Y. professor urges U.S. Muslims to fight radicals
Donna Lee Bowen, a professor of political science and chair of the Middle East Studies program at Brigham Young University, said too many Americans fail to distinguish radical Muslims from the vast majority of believers, who are deeply troubled by the perversion of their faith.
When the distinction isn't made, America is losing its best opportunity to effectively fight the insurgency, she said.
Speaking to a packed house Thursday at the Pardoe Theater at Brigham Young University during the school's annual Education Week, Bowen said estimates of the number of radical insurgents range from 2,000 to 100,000. There are more than 1.2 billion Muslims worldwide.
Yet the number of insurgents seems overwhelming because media attention continually publicizes their atrocities, which spurs renewed vigor for more attacks.
Because the faith relies on local leadership of individual mosques and political organizations, there is no religious "hierarchy" to speak for the whole of Islam. People often ask her why Muslim leaders don't speak out about continuing terrorism committed in the name of their faith.
"I've gathered 31 pages of statements by many Muslim leaders condemning the violence," since 9/11, she said. "But most of these people aren't considered newsworthy. You have to know which Internet sites to go to in order to read them."
Because there is no central religious authority, "there is no one to de-legitimize the radical stands" taken by a minority of Muslim leaders and political groups.
Every faith has its radicals who try to use their faith to justify violence, she said, noting the clashes making headlines this week between Jewish extremists and Israeli soldiers trying to remove them from Palestinian territory in the Gaza Strip.
Hindu fundamentalists in India burn mosques and ransack neighborhoods, and fundamentalist Christians foment religious standoffs and suicide in places like Waco, Texas. Members of The Church of Jesus Christ of Latter-day Saints have seen violence justified in the name of their faith by the likes of the Lafferty brothers and Mark Hofmann, who murdered people using a religious pretext.

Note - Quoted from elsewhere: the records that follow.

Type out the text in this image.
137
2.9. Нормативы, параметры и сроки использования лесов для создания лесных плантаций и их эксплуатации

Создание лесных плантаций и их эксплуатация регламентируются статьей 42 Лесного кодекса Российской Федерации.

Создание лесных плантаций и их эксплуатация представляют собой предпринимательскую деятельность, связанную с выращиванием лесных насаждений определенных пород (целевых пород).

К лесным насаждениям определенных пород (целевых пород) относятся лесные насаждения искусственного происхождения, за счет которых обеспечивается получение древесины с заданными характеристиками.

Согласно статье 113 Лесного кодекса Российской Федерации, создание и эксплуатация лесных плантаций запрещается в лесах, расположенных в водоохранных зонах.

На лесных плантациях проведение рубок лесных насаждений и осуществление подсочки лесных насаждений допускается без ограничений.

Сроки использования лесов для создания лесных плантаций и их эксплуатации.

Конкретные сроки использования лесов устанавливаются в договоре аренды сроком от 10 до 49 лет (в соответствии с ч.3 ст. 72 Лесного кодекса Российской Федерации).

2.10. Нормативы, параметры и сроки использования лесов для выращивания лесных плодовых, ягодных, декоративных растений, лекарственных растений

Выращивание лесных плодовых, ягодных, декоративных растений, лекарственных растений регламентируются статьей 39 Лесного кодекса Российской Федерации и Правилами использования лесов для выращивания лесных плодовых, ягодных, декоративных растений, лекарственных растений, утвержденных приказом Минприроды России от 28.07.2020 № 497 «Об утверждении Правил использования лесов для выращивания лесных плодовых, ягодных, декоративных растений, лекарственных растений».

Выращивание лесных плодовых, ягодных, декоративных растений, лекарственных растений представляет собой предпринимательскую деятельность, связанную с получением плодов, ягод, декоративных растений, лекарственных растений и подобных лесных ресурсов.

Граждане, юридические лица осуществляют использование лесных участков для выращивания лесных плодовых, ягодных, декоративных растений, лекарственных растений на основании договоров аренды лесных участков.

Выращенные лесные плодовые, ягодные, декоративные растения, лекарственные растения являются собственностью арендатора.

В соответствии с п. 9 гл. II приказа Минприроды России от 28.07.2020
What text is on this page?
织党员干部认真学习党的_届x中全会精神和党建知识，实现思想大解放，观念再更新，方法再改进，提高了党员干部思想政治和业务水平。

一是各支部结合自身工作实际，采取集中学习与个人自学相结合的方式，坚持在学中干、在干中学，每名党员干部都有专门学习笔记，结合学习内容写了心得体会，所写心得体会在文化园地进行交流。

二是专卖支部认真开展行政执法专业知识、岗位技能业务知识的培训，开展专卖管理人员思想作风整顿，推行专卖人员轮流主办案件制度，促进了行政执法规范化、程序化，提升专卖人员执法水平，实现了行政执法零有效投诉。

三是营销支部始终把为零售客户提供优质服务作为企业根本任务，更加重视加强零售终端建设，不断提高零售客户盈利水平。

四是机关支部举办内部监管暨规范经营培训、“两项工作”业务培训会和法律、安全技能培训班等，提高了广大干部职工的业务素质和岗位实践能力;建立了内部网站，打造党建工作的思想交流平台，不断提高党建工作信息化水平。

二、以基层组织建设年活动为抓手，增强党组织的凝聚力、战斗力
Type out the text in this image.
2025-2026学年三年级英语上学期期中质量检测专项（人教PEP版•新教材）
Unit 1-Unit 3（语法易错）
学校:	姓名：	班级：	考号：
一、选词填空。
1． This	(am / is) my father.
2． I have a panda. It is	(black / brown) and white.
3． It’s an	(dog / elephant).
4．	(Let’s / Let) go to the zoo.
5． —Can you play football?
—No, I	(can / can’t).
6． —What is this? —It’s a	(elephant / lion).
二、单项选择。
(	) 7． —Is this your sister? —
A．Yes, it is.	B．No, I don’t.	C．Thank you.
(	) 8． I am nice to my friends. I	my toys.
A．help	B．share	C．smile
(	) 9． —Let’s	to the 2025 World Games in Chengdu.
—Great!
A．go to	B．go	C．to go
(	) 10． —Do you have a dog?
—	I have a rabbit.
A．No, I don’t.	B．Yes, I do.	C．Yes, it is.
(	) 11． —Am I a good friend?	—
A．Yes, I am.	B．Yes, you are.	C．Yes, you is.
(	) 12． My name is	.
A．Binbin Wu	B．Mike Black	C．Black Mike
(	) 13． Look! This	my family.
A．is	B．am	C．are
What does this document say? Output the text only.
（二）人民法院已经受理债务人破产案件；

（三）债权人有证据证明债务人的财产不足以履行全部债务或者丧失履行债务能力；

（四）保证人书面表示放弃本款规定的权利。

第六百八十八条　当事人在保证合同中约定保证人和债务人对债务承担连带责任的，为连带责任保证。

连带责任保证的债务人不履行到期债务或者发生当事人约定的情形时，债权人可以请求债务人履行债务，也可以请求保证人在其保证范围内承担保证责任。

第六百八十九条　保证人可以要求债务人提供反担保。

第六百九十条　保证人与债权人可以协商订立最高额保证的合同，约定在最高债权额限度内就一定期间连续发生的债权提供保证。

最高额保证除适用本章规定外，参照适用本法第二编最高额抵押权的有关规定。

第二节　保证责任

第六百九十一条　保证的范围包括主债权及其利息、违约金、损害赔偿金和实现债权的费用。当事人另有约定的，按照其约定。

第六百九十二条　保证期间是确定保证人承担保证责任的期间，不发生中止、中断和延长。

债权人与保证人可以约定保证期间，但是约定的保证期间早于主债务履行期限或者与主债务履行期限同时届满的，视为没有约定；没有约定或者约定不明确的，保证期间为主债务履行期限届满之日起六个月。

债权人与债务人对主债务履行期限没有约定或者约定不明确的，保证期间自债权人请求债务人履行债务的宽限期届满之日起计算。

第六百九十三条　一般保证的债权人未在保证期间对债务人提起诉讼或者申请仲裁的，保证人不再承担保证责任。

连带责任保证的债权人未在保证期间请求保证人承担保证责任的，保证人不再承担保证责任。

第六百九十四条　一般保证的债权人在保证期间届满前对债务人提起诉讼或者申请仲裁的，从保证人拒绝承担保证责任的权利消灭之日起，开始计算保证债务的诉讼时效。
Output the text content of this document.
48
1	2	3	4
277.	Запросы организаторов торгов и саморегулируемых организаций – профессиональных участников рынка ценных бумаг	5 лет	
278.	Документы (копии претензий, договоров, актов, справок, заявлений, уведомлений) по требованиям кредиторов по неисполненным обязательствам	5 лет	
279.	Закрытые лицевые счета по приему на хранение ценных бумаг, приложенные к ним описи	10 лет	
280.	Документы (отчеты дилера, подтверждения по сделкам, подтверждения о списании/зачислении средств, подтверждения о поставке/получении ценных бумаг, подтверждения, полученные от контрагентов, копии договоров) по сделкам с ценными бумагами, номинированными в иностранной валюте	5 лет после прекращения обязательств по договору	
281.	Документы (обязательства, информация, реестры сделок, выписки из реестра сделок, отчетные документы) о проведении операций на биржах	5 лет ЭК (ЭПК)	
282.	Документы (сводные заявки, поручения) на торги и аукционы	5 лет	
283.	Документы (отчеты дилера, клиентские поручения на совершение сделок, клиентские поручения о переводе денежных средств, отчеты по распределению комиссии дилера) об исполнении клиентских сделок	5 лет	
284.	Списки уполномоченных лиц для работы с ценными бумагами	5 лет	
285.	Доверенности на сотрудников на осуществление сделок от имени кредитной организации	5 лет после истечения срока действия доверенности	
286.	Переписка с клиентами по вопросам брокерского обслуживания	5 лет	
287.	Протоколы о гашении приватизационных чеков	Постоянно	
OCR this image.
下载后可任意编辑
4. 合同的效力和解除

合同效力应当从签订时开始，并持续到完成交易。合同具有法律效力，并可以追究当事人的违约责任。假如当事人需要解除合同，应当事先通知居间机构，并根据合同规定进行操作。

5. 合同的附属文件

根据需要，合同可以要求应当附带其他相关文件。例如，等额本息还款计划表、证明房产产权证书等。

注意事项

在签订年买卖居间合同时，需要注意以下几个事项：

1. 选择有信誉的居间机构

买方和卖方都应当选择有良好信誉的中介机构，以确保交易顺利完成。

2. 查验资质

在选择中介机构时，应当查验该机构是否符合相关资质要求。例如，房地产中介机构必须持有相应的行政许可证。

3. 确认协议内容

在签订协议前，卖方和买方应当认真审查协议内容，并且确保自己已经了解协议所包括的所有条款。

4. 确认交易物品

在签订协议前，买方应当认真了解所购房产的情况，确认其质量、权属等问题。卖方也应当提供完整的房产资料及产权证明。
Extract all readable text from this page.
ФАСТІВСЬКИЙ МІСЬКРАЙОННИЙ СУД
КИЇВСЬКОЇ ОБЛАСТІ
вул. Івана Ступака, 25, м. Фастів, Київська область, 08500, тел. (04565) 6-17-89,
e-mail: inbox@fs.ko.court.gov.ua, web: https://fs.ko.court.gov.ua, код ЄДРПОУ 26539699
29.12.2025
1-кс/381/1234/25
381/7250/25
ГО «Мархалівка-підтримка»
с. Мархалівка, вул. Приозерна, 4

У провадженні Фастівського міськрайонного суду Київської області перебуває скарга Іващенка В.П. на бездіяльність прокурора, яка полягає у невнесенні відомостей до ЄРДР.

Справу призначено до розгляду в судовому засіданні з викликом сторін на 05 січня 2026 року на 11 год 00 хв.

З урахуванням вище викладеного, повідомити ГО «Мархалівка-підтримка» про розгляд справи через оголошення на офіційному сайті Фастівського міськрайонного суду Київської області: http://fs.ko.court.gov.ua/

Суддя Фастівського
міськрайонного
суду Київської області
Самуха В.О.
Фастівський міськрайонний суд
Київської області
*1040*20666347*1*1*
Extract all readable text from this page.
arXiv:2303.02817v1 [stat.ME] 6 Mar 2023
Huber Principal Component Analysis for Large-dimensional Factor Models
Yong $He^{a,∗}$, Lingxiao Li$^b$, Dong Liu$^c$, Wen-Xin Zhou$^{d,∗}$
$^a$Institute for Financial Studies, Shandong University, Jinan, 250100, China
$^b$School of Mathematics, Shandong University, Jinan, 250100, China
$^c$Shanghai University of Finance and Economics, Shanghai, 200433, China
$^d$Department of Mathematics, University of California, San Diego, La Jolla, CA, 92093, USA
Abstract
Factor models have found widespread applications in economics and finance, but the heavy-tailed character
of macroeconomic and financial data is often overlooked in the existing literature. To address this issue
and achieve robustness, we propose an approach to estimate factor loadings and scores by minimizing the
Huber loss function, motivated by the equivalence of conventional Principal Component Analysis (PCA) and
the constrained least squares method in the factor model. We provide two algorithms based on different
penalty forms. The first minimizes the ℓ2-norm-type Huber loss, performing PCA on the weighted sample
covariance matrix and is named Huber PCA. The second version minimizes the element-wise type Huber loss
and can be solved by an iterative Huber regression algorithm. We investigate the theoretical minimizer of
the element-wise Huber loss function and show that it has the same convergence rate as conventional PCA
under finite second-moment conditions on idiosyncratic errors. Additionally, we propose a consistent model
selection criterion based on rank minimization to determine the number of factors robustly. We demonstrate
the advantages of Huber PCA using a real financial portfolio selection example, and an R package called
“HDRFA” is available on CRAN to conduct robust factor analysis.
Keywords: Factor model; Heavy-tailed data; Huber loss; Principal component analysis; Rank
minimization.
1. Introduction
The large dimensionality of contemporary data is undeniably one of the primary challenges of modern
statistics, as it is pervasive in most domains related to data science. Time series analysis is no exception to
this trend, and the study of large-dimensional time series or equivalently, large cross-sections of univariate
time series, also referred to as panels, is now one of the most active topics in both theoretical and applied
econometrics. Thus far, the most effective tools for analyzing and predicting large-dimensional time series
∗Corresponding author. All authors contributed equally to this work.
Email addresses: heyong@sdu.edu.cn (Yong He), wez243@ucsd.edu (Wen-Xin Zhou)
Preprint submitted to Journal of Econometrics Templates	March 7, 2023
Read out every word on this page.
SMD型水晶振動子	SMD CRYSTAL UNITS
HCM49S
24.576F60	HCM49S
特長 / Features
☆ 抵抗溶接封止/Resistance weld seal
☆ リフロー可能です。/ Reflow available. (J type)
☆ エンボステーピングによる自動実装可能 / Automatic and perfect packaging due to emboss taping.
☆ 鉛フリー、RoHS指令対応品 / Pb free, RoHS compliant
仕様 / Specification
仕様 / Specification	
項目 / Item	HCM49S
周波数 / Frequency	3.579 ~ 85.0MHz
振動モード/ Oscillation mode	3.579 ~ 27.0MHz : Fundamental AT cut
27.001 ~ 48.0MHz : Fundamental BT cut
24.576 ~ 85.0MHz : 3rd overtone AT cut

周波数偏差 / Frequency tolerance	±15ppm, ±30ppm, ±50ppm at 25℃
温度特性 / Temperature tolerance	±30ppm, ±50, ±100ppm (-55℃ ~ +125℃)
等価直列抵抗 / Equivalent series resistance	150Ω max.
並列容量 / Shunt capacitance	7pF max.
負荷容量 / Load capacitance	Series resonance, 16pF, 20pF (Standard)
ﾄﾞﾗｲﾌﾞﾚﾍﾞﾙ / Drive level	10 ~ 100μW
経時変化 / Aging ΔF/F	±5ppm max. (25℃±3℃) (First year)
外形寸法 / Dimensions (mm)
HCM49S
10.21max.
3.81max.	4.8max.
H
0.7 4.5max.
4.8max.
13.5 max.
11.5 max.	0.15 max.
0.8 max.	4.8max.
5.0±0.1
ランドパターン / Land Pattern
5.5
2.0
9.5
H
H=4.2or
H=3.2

That kind of self-righteousness is manifest on a large scale by Osama bin Laden, whose declaration that anyone including fellow Muslims who doesn't "believe the way they should" isn't worthy to live.
"Ironically, these radicals see other Muslims as the greatest threat," despite their well-publicized hatred for the West. American democracy is not a tolerable form of government to them, she said, because it focuses on the rights of individuals, rather than on control by the religious elite.
Muslim Americans who understand democracy, many of whom have a long history in the United States, have the language skills, cultural understanding, ethnic origin and political savvy to infiltrate radical insurgencies.
A Muslim friend of hers trained as an engineer and certified public accountant was so incensed by 9/11 that "he got on the Internet and applied with the FBI," to fight against terrorism. He now works with the agency on such issues.
"These are the people we need, and if we tarnish all of them with the same broad brush we use against bin Laden, we've lost our major resource" in the war on terror, she said.